Bill West, Shapell’s CEO, said Guerin declined to comment on her net worth.

Born in Poland in March 1922 as Natan Schapelski, Guerin’s father spent World War II in Buchenwald and Auschwitz. Most of his family members, including his mother, were executed, according to the program from his 2007 funeral.

In his memoir, “Witness to the Truth,” which was published in 1974, Shapell said he helped smuggle Jewish children out of the Targowa, Poland, ghetto in empty soup pots before he was sent to the concentration camps.

Porter Ranch

At Auschwitz, he met Max Webb, who would later marry his sister. They worked together after the war with his brother David to build housing in the Bavarian town of Munchberg for former concentration camp prisoners.

They immigrated to California in 1952, where the three worked with a Los Angeles construction company before splitting off in 1955 to form their own homebuilder.
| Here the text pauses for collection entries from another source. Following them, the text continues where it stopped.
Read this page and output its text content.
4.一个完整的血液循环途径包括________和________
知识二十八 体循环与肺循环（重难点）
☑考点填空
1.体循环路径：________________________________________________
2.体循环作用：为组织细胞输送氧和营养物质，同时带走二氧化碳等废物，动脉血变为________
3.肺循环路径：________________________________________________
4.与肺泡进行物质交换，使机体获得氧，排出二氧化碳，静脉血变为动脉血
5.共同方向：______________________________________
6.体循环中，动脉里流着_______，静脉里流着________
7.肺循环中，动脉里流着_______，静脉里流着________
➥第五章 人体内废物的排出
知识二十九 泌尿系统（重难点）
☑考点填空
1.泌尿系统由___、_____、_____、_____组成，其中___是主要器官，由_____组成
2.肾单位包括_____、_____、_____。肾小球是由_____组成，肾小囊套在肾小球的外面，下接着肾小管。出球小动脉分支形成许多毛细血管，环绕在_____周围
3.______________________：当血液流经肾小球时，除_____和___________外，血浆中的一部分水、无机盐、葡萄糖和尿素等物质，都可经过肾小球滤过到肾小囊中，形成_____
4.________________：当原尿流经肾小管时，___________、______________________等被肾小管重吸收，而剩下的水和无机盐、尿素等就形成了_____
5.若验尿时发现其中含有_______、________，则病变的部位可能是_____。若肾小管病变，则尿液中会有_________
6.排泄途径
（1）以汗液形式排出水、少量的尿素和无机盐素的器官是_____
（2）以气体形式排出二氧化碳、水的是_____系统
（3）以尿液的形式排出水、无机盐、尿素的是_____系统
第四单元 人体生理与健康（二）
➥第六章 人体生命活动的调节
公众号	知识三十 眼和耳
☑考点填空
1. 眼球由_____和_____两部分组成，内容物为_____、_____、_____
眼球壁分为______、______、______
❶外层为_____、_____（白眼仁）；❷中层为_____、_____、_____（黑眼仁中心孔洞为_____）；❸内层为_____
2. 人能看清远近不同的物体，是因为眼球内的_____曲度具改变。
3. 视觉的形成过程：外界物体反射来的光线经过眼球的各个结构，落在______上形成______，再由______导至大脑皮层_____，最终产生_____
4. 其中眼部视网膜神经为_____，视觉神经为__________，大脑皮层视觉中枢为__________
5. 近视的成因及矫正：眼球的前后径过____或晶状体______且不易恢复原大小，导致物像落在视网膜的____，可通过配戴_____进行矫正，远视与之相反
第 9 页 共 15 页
Under Nathan, the chairman and chief executive, the company handled land acquisition, zoning, financing, home design and building.

Shapell’s biggest project was the 1,300-acre Porter Ranch housing development north of Los Angeles, best known as the location of several scenes in Steven Spielberg’s 1982 movie “E.T. The Extra-Terrestrial.”

“He was an icon, a powerful person who just radiated power and was incredibly intimidating,” said Tim Freund, a Thousand Oaks, California, real estate broker, who worked as a sales rep for the company for 14 years and toured the company’s subdivisions alongside Shapell.

Girlfriend, Assistant

Guerin spends little time on day-to-day company activities, according to a former executive who asked not to be identified because the company is private. Outside of her service on the board, her most visible role is as vice chairman and chairman- elect of the board of directors of Cedars-Sinai Medical Center in Los Angeles. She also produces musical theater, including “Tom Jones: The Musical.”